Un j’accuse durissimo da parte degli inquirenti, cui fa seguito la posizione del capo della Polizia Antonio Manganelli: “Confermo stima e fiducia in Vittorio Pisani, che destinerò ad altro incarico per corrispondere alle determinazioni dell’autorità giudiziaria, nella quale ripongo altrettanta fiducia ed i cui provvedimenti, io personalmente e l’istituzione che rappresento, rispettiamo incondizionatamente”. Non è finita: dal fascicolo del pm emerge un altro nome celebre: Fabio Cannavaro (che però non figura indagato). Tra le società di ristorazione sequestrate nell’ambito dell’operazione contro il clan Russo per riciclaggio ed usura c’è infatti la catena “Regina Margherita” di cui l’ex campione del mondo detiene quote azionarie.

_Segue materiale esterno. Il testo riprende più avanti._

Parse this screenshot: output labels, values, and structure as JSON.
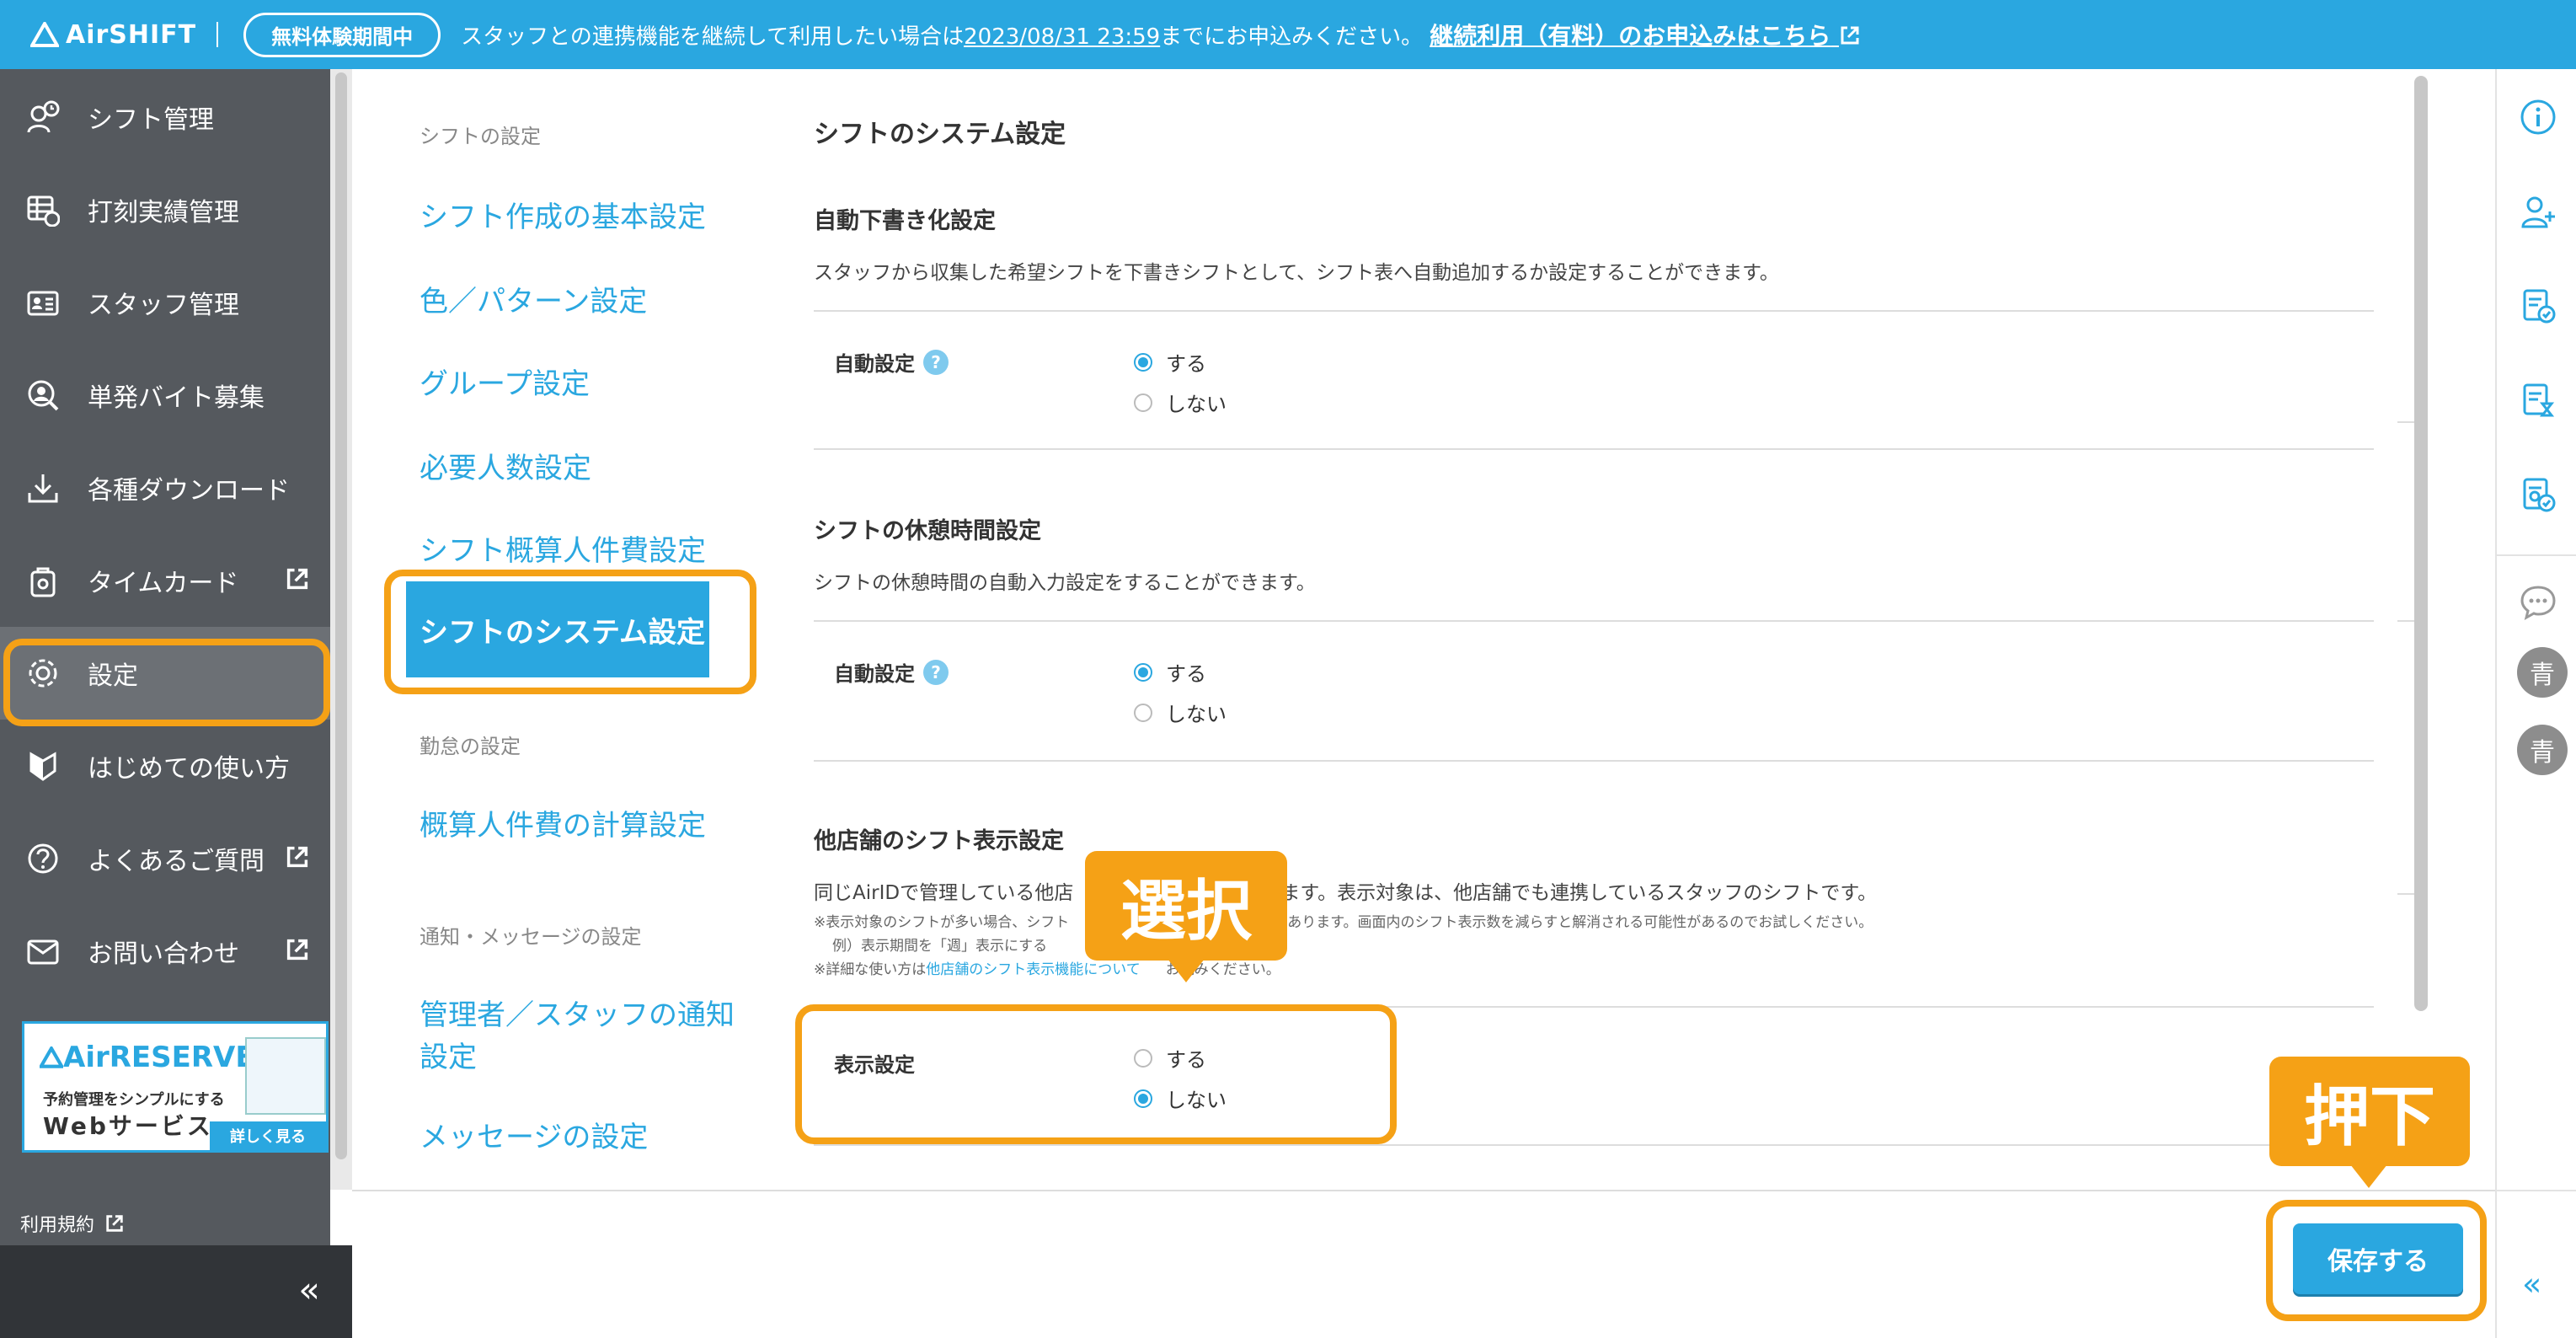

Cannavaro, che ripetiamo è estraneo all’indagine, ha proclamato attraverso i suoi avvocati Luigi Pezzullo e Roberto Guida la sua “assoluta estraneità in relazione ai fatti per i quali sono state applicate le misure cautelari di natura personale e reale”. I legali sottolineano che “a riprova” delle sue affermazioni, la stessa Procura napoletana, nel corso delle indagini preliminari, si è limitata ad ascoltarlo solo come “persona informata sui fatti”.